Keeping the coverage report csv files in sync
To help keep the generated csv report files in sync with the requirements csv
and the verifies_requirements
annotations in the suite, test kit repositories
can use the bundle exec inferno requirements check_coverage
command in their CI/CD pipeline to check that the files remain in sync each
time the repository is updated (github example
for the us-core test kit). Note that warnings generated by this command do not
cause therequirements check_coverage
CLI command to return an error code.
Requirements Challenge Areas
Extracting and tracking requirements for FHIR IGs can be difficult and time-consuming, particularly when multiple versions of an IG are involved. The Inferno requirements tools are stable and usable as is, but the Inferno team has found the following aspects to be difficult to use in their current form:
- Conditionality: While the Inferno requirements format includes space for capturing conditionality, in practice it is difficult to collect and define. The tooling does not currently use this information in any way, so it is safe to omit this detail.

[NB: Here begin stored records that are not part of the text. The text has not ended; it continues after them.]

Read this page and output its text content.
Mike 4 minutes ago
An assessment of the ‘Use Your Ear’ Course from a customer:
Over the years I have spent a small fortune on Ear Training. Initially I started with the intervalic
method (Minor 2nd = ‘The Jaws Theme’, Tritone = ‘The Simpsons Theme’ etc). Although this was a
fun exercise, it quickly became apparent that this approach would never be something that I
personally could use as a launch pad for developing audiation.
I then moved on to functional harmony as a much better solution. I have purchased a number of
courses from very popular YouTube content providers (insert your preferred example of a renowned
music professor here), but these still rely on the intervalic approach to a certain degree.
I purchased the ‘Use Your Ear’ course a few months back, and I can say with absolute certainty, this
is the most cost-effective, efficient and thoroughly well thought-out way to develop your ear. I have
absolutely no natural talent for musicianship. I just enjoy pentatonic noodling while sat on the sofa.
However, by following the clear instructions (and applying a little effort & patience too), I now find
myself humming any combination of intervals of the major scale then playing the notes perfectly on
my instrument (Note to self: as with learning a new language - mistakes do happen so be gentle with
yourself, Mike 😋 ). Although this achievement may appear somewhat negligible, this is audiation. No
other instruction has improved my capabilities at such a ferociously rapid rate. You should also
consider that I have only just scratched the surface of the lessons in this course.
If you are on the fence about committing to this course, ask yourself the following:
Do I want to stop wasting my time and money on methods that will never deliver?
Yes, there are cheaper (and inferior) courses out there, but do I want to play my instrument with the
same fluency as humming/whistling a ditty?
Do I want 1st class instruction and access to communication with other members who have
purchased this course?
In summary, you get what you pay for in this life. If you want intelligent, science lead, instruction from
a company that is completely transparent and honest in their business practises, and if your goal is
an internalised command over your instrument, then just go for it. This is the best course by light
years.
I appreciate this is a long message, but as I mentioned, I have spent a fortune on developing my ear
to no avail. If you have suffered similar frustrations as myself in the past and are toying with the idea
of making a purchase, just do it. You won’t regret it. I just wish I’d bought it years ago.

- Sub-requirements: FHIR IGs often contain references to other IGs or parts of them. Turning these references into formal requirements lists requires careful interpretation. For example, when another IG’s CapabilityStatement is referenced, that could be interpreted to either include just the structured API requirements defined in the CapabilityStatement itself, or to also include other related requirements from the IG’s narrative sections.
- Decisions not to test a requirement: Currently, requirements can be marked as not tested at a global level, e.g., because they are malformed in some way. However, they cannot be marked as explicitly out of scope for a specific test kit.